Last time I got a little bit philosophical about the crafted object. Perhaps the best way to explain what we and other craft’s people like us are doing is through analogy. Consider the difference between theatre and film. They’re superficially the same thing; telling a story to an audience using a script and actors. Film freezes the moment forever. The director’s vision and the actor’s performances are locked, but the film can be repeated almost indefinitely across a wide audience. By contrast, theatre can have the same actors performing the same play in the same theatre night after night, yet each performance is unique. Theatre actors are constantly re-thinking their roles and testing new interpretations. They are also responding to the audience on the night. The director has the opportunity to make changes as the season progresses. Theatre is dynamic and responsive.
This is how we and all craft based designer/makers approach furniture making. Craft is live theatre with all the risks and excitement that this entails. Think of the best film experience you ever had. Now compare it to the best theatre experience you have ever had. I hesitate to suggest that one experience is better than the other, but they are surprisingly different experiences for what should be essentially the same thing.
There’s a sense of participation in theatre that film lacks. Seeing Sir Laurence Olivier in the film version of Richard III is a very different proposition to having seen him play the same role in The Old Vic. Not that I had that pleasure, or was even alive at the time.
The point is, people respond to theatre and crafted objects in a way that differs from film and manufactured items.

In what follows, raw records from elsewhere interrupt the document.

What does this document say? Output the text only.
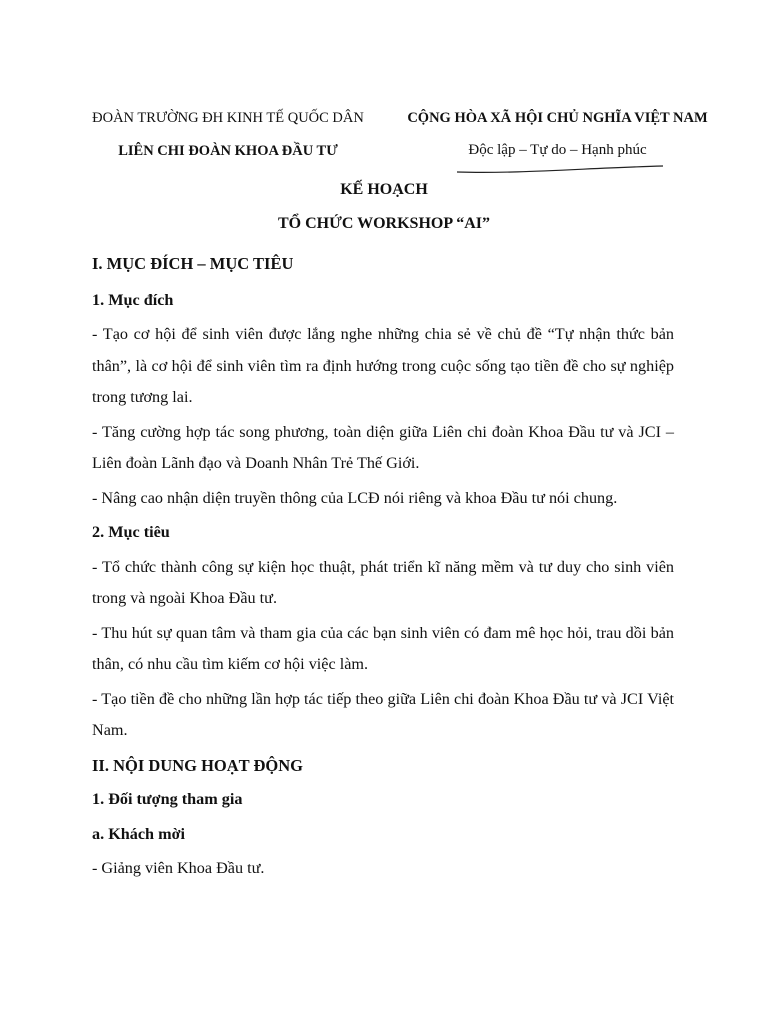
ĐOÀN TRƯỜNG ĐH KINH TẾ QUỐC DÂN
LIÊN CHI ĐOÀN KHOA ĐẦU TƯ
CỘNG HÒA XÃ HỘI CHỦ NGHĨA VIỆT NAM
Độc lập – Tự do – Hạnh phúc
KẾ HOẠCH
TỔ CHỨC WORKSHOP “AI”

I. MỤC ĐÍCH – MỤC TIÊU

1. Mục đích

- Tạo cơ hội để sinh viên được lắng nghe những chia sẻ về chủ đề “Tự nhận thức bản thân”, là cơ hội để sinh viên tìm ra định hướng trong cuộc sống tạo tiền đề cho sự nghiệp trong tương lai.

- Tăng cường hợp tác song phương, toàn diện giữa Liên chi đoàn Khoa Đầu tư và JCI – Liên đoàn Lãnh đạo và Doanh Nhân Trẻ Thế Giới.

- Nâng cao nhận diện truyền thông của LCĐ nói riêng và khoa Đầu tư nói chung.

2. Mục tiêu

- Tổ chức thành công sự kiện học thuật, phát triển kĩ năng mềm và tư duy cho sinh viên trong và ngoài Khoa Đầu tư.

- Thu hút sự quan tâm và tham gia của các bạn sinh viên có đam mê học hỏi, trau dồi bản thân, có nhu cầu tìm kiếm cơ hội việc làm.

- Tạo tiền đề cho những lần hợp tác tiếp theo giữa Liên chi đoàn Khoa Đầu tư và JCI Việt Nam.

II. NỘI DUNG HOẠT ĐỘNG

1. Đối tượng tham gia

a. Khách mời

- Giảng viên Khoa Đầu tư.
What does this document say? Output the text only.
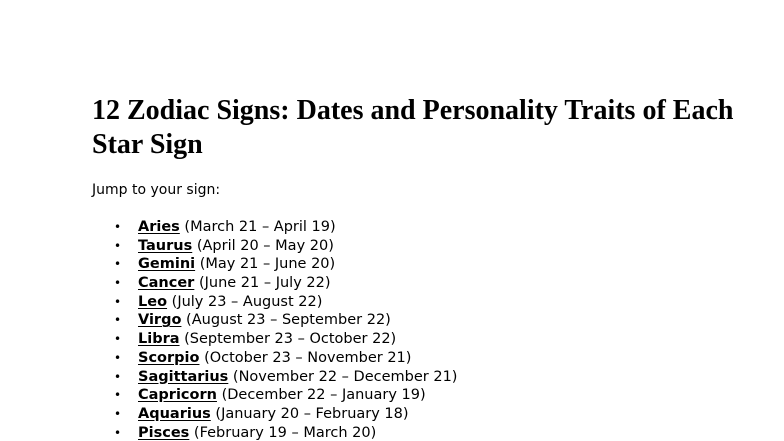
12 Zodiac Signs: Dates and Personality Traits of Each Star Sign

Jump to your sign:

• Aries (March 21 – April 19)
• Taurus (April 20 – May 20)
• Gemini (May 21 – June 20)
• Cancer (June 21 – July 22)
• Leo (July 23 – August 22)
• Virgo (August 23 – September 22)
• Libra (September 23 – October 22)
• Scorpio (October 23 – November 21)
• Sagittarius (November 22 – December 21)
• Capricorn (December 22 – January 19)
• Aquarius (January 20 – February 18)
• Pisces (February 19 – March 20)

We’ve had clients who both own the same design arguing over who’s example was better. Naturally, from a design perspective, they’re identical, but from an interpretation perspective and personal involvement perspective, they’ll be different. Whatever the case, those clients have developed a relationship with their piece that holds particular value to them. If they swapped their Cascade rocker with someone else’s Cascade rocker, it just wouldn’t be the same object.
We‘ve recently launched a chair kit for enthusiasts to make in their own workshop. The kit contains all the parts for a dining chair in premium Victorian blackwood, along with some pretty comprehensive instructions. You need to be a reasonably competent woodworker to make the kit, but it is not prohibitively complex. Anyway, I asked my three craftsmen, Dan, Alex and Rolf to each take a kit chair and to personalize it. The object of the exercise was to photograph the different results in order to show prospective buyers how they could take the basic design, change a few details and personalize the chair.

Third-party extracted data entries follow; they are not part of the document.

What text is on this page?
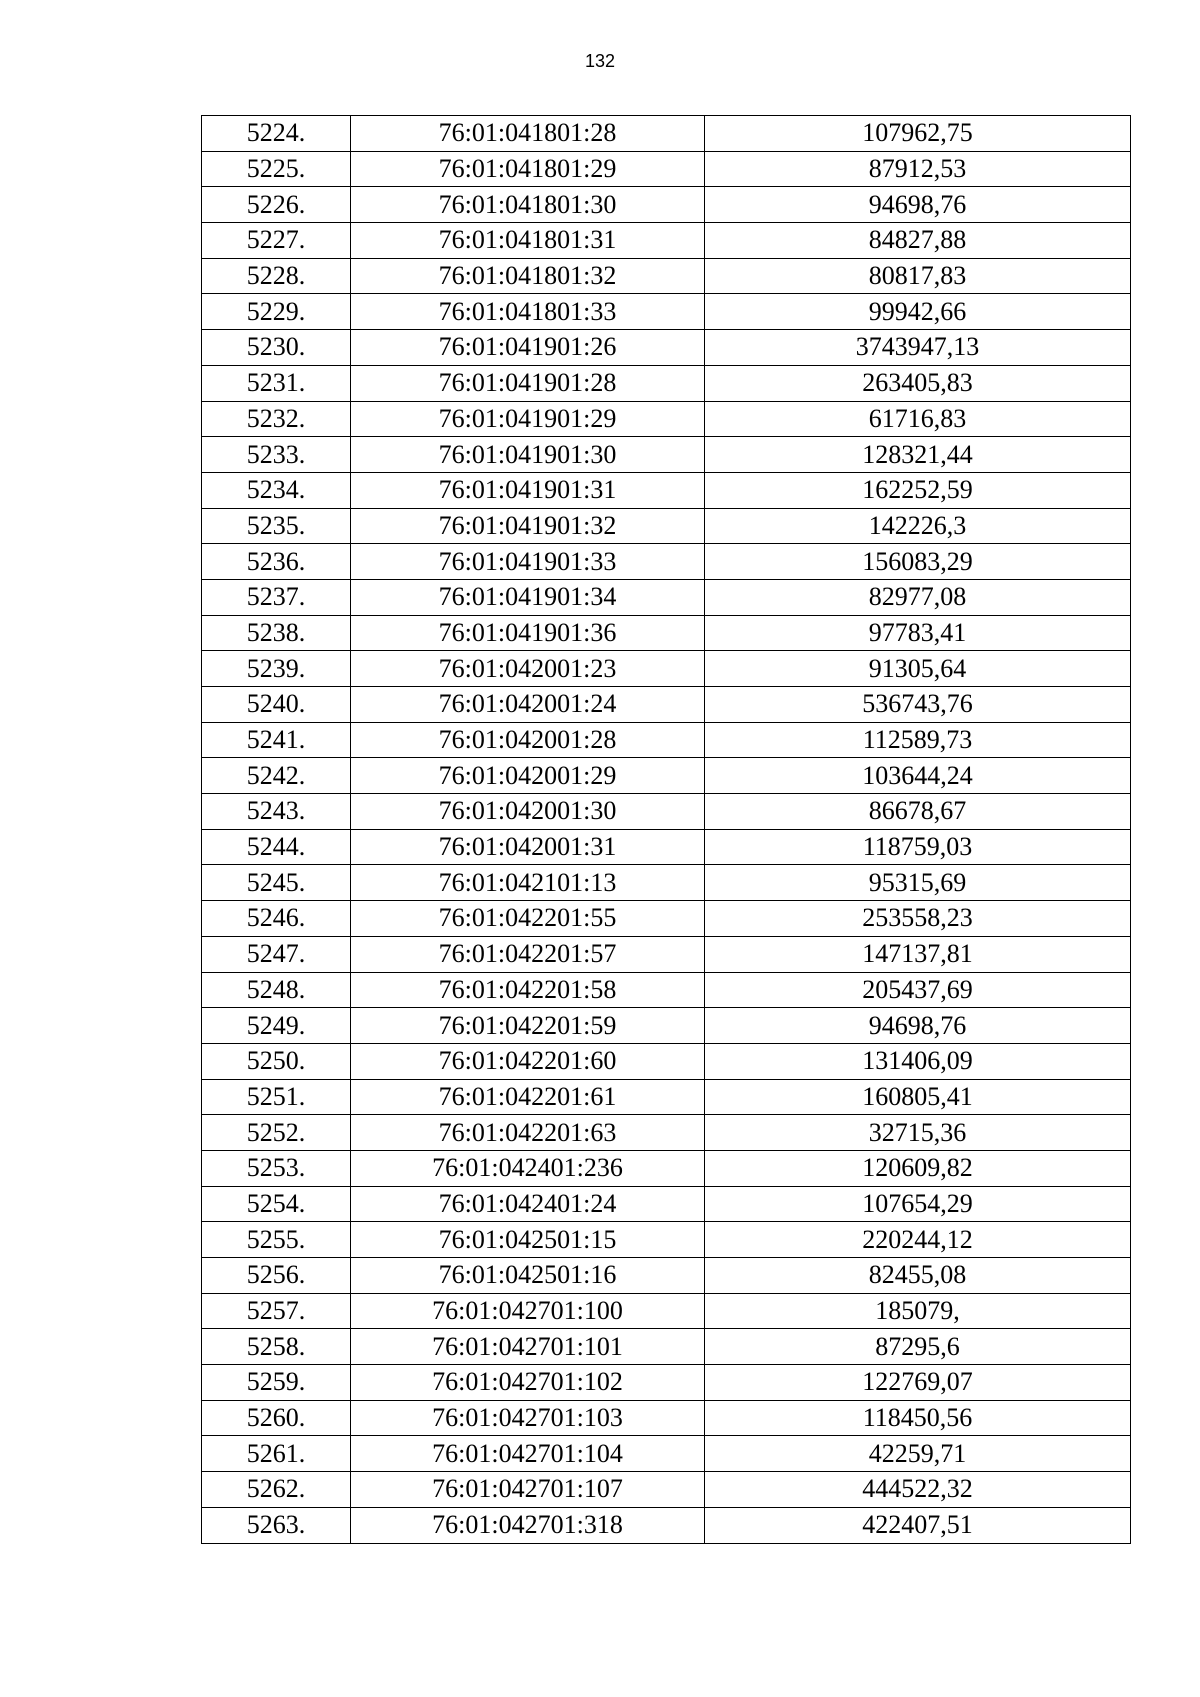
132
5224.	76:01:041801:28	107962,75
5225.	76:01:041801:29	87912,53
5226.	76:01:041801:30	94698,76
5227.	76:01:041801:31	84827,88
5228.	76:01:041801:32	80817,83
5229.	76:01:041801:33	99942,66
5230.	76:01:041901:26	3743947,13
5231.	76:01:041901:28	263405,83
5232.	76:01:041901:29	61716,83
5233.	76:01:041901:30	128321,44
5234.	76:01:041901:31	162252,59
5235.	76:01:041901:32	142226,3
5236.	76:01:041901:33	156083,29
5237.	76:01:041901:34	82977,08
5238.	76:01:041901:36	97783,41
5239.	76:01:042001:23	91305,64
5240.	76:01:042001:24	536743,76
5241.	76:01:042001:28	112589,73
5242.	76:01:042001:29	103644,24
5243.	76:01:042001:30	86678,67
5244.	76:01:042001:31	118759,03
5245.	76:01:042101:13	95315,69
5246.	76:01:042201:55	253558,23
5247.	76:01:042201:57	147137,81
5248.	76:01:042201:58	205437,69
5249.	76:01:042201:59	94698,76
5250.	76:01:042201:60	131406,09
5251.	76:01:042201:61	160805,41
5252.	76:01:042201:63	32715,36
5253.	76:01:042401:236	120609,82
5254.	76:01:042401:24	107654,29
5255.	76:01:042501:15	220244,12
5256.	76:01:042501:16	82455,08
5257.	76:01:042701:100	185079,
5258.	76:01:042701:101	87295,6
5259.	76:01:042701:102	122769,07
5260.	76:01:042701:103	118450,56
5261.	76:01:042701:104	42259,71
5262.	76:01:042701:107	444522,32
5263.	76:01:042701:318	422407,51
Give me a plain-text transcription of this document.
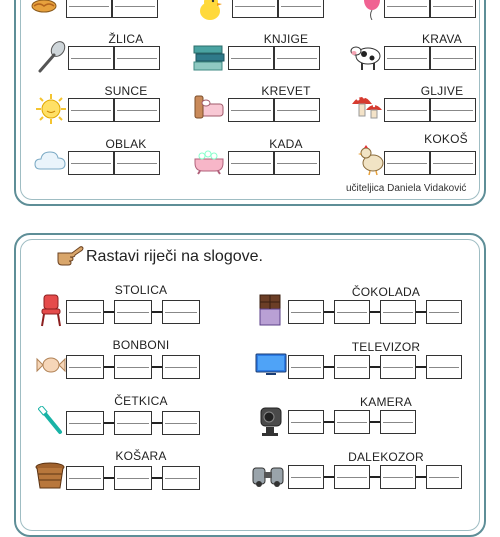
ŽLICA	KNJIGE	KRAVA
SUNCE	KREVET	GLJIVE
OBLAK	KADA	KOKOŠ
učiteljica Daniela Vidaković
Rastavi riječi na slogove.
STOLICA	ČOKOLADA
BONBONI	TELEVIZOR
ČETKICA	KAMERA
KOŠARA	DALEKOZOR
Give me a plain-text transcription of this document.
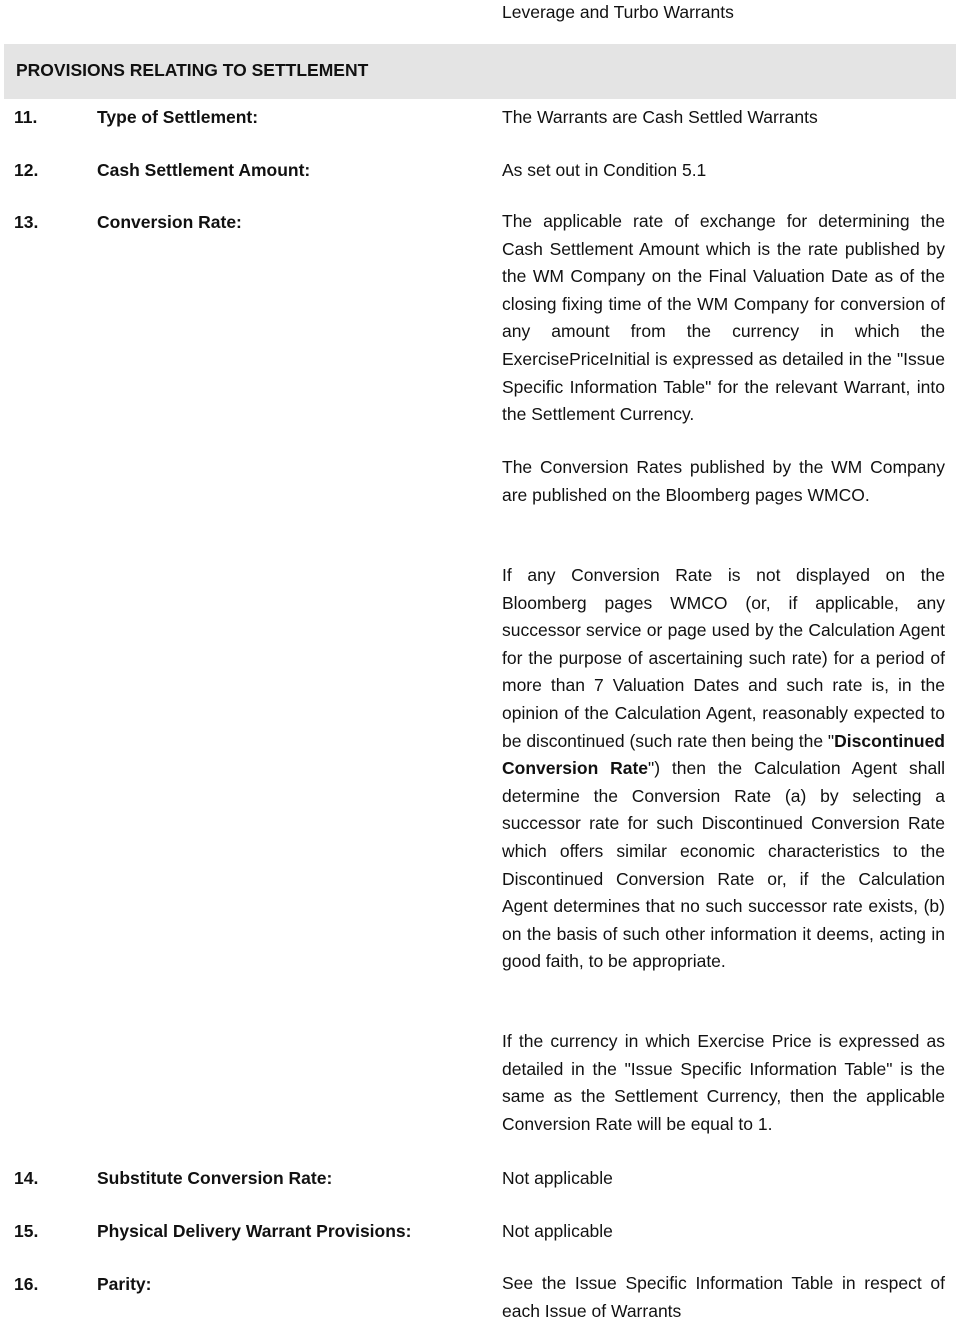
Leverage and Turbo Warrants
PROVISIONS RELATING TO SETTLEMENT
11.	Type of Settlement:	The Warrants are Cash Settled Warrants
12.	Cash Settlement Amount:	As set out in Condition 5.1
13.	Conversion Rate:	The applicable rate of exchange for determining the Cash Settlement Amount which is the rate published by the WM Company on the Final Valuation Date as of the closing fixing time of the WM Company for conversion of any amount from the currency in which the ExercisePriceInitial is expressed as detailed in the "Issue Specific Information Table" for the relevant Warrant, into the Settlement Currency.

The Conversion Rates published by the WM Company are published on the Bloomberg pages WMCO.

If any Conversion Rate is not displayed on the Bloomberg pages WMCO (or, if applicable, any successor service or page used by the Calculation Agent for the purpose of ascertaining such rate) for a period of more than 7 Valuation Dates and such rate is, in the opinion of the Calculation Agent, reasonably expected to be discontinued (such rate then being the "Discontinued Conversion Rate") then the Calculation Agent shall determine the Conversion Rate (a) by selecting a successor rate for such Discontinued Conversion Rate which offers similar economic characteristics to the Discontinued Conversion Rate or, if the Calculation Agent determines that no such successor rate exists, (b) on the basis of such other information it deems, acting in good faith, to be appropriate.

If the currency in which Exercise Price is expressed as detailed in the "Issue Specific Information Table" is the same as the Settlement Currency, then the applicable Conversion Rate will be equal to 1.

14.	Substitute Conversion Rate:	Not applicable
15.	Physical Delivery Warrant Provisions:	Not applicable
16.	Parity:	See the Issue Specific Information Table in respect of each Issue of Warrants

I had the three different chairs in my showroom lined up waiting to be photographed. My daughter, Anya, aged 14, came in to the showroom and looked at the chairs. “Dad, what are they for” she asked?
I explained the idea behind them. Then I asked her to tell me which of my craftsman she thought might have made which chair. With hardly any hesitation, she pointed to each chair in turn and correctly guessed the maker. Callum, my 16 year old son, came in five minutes later and we had exactly the same conversation. He was also correct.
This is not a story about parental pride, although there is a bit of that going on, but rather a story about the power of craft. Dan, Alex and Rolf had used their own personal suite of techniques and aesthetic sensitivity to add a recognizable little “something” to their own chair. The chairs were essentially identical in abstract quality terms, but I bet that everyone who sees those chairs will have his or her favorite.
By the way, the kids both picked their favorite chair of the three, and they both picked the same chair. I can’t say whose chair they picked because it might just cause a riot back at the workshop.